I am not the world’s biggest chai fan, but I have had a memorable restaurant-chai experience that I’ve longed to recreate at home. Before I knew anything about loose leaf teas I was doing the “dusty teabag” + milk thing and thinking that was as good as it could get. Now that I’ve joined the realm of loose leaf tea drinkers, I’m excited about the higher quality chais I can try- maybe I’ll even like the stuff better.
This chai has a flavor profile I really like. I’m not into the clove/cinnamon/nutmeg and “heavy” flavors that masala-type chais have. This spicy combo leans too much into cinnamon for me, but is still set off nicely by the coconut, ginger, lemongrass and cardamon. The lemongrass and coconut are my favorites (I must say that lemongrass seems an odd pairing with cinnamon, but I can live with it).
After being hit full force by the cinnamon, I detected the lemongrass. Coconut comes in somewhere in the background. Yum! Oh- and you can forget the photograph showing a large slice of coconut. The coconut is of the grated variety (if you want large coconut pieces, try the Caribbean Calypso by Teavana).

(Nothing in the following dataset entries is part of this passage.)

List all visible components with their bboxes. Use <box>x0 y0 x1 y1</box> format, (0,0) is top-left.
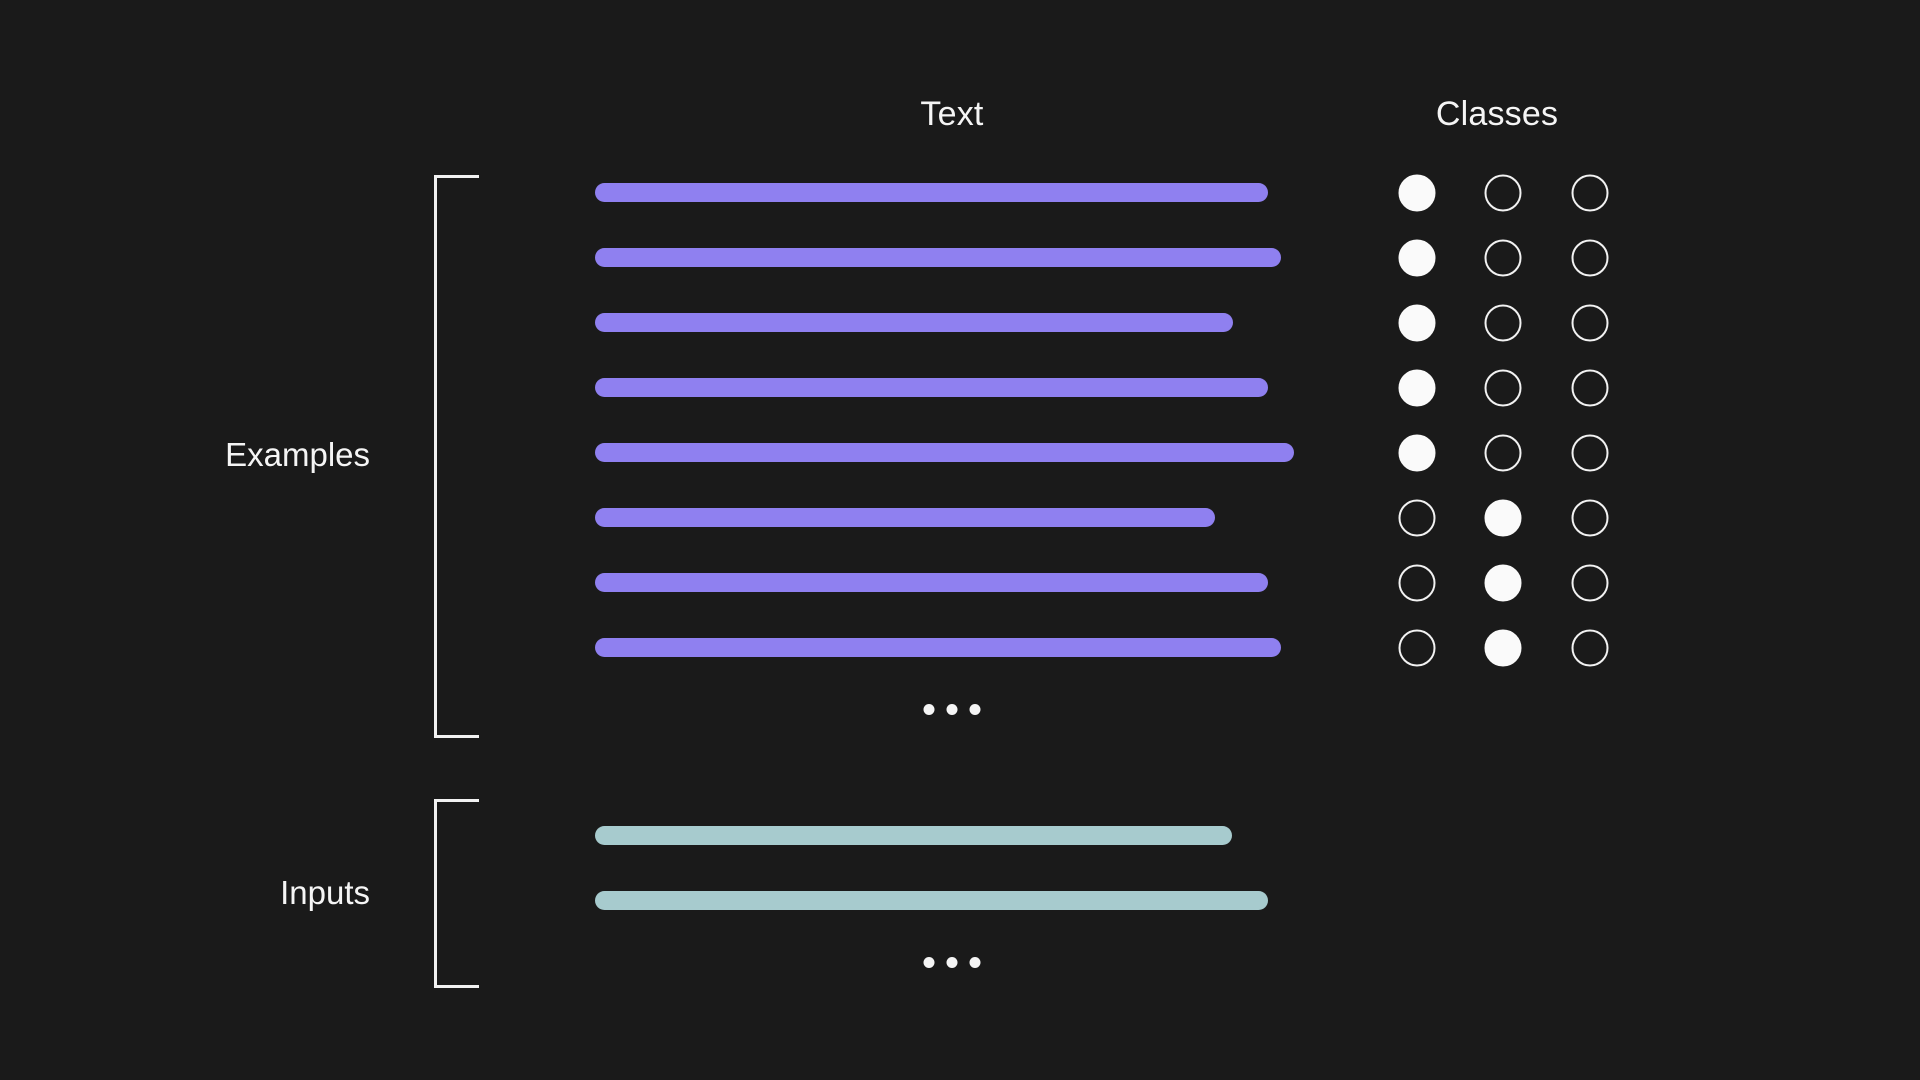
example-text-bar <box>595 313 1233 332</box>
class-circle-empty[interactable] <box>1485 305 1522 342</box>
class-circle-empty[interactable] <box>1399 565 1436 602</box>
ellipsis-examples <box>924 704 981 715</box>
ellipsis-dot <box>947 957 958 968</box>
class-circle-empty[interactable] <box>1399 500 1436 537</box>
ellipsis-dot <box>924 957 935 968</box>
column-header-classes: Classes <box>1436 95 1558 134</box>
class-circle-empty[interactable] <box>1485 370 1522 407</box>
class-circle-empty[interactable] <box>1572 370 1609 407</box>
column-header-text: Text <box>920 95 983 134</box>
ellipsis-inputs <box>924 957 981 968</box>
class-circle-empty[interactable] <box>1572 630 1609 667</box>
example-text-bar <box>595 378 1268 397</box>
class-circle-filled[interactable] <box>1399 175 1436 212</box>
section-label-inputs: Inputs <box>280 874 370 912</box>
example-text-bar <box>595 638 1281 657</box>
diagram-canvas: Text Classes Examples Inputs <box>0 0 1920 1080</box>
example-text-bar <box>595 573 1268 592</box>
class-circle-empty[interactable] <box>1572 565 1609 602</box>
example-text-bar <box>595 508 1215 527</box>
input-text-bar <box>595 826 1232 845</box>
class-circle-empty[interactable] <box>1485 435 1522 472</box>
ellipsis-dot <box>970 957 981 968</box>
input-text-bar <box>595 891 1268 910</box>
example-text-bar <box>595 183 1268 202</box>
class-circle-empty[interactable] <box>1572 435 1609 472</box>
class-circle-filled[interactable] <box>1399 435 1436 472</box>
ellipsis-dot <box>947 704 958 715</box>
class-circle-empty[interactable] <box>1485 175 1522 212</box>
example-text-bar <box>595 248 1281 267</box>
ellipsis-dot <box>924 704 935 715</box>
ellipsis-dot <box>970 704 981 715</box>
class-circle-filled[interactable] <box>1399 370 1436 407</box>
class-circle-filled[interactable] <box>1399 240 1436 277</box>
class-circle-empty[interactable] <box>1572 240 1609 277</box>
class-circle-empty[interactable] <box>1485 240 1522 277</box>
section-label-examples: Examples <box>225 436 370 474</box>
class-circle-empty[interactable] <box>1572 500 1609 537</box>
class-circle-empty[interactable] <box>1572 175 1609 212</box>
example-text-bar <box>595 443 1294 462</box>
class-circle-filled[interactable] <box>1485 500 1522 537</box>
class-circle-empty[interactable] <box>1399 630 1436 667</box>
class-circle-filled[interactable] <box>1399 305 1436 342</box>
class-circle-filled[interactable] <box>1485 565 1522 602</box>
class-circle-filled[interactable] <box>1485 630 1522 667</box>
bracket-examples <box>434 175 479 738</box>
bracket-inputs <box>434 799 479 988</box>
class-circle-empty[interactable] <box>1572 305 1609 342</box>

I added unsweetened vanilla almond milk (why not?) post-steeping and found that while I liked the flavor, it cut the sweetness a little too much. I put in a few pebbles of rock sugar and – hey, now! Now I’m really enjoying this!
I got down to the bottom of the cup, and you know those little floaters that alway escape the infuser? I almost wanted to chew them, because they made that last bit of tea extra-delicious! Maybe they could be added into some moist, delicious muffin batter.
Anyhoo, I look forward to my next Thai Chai with vanilla almond milk & rock sugar (or honey) experience.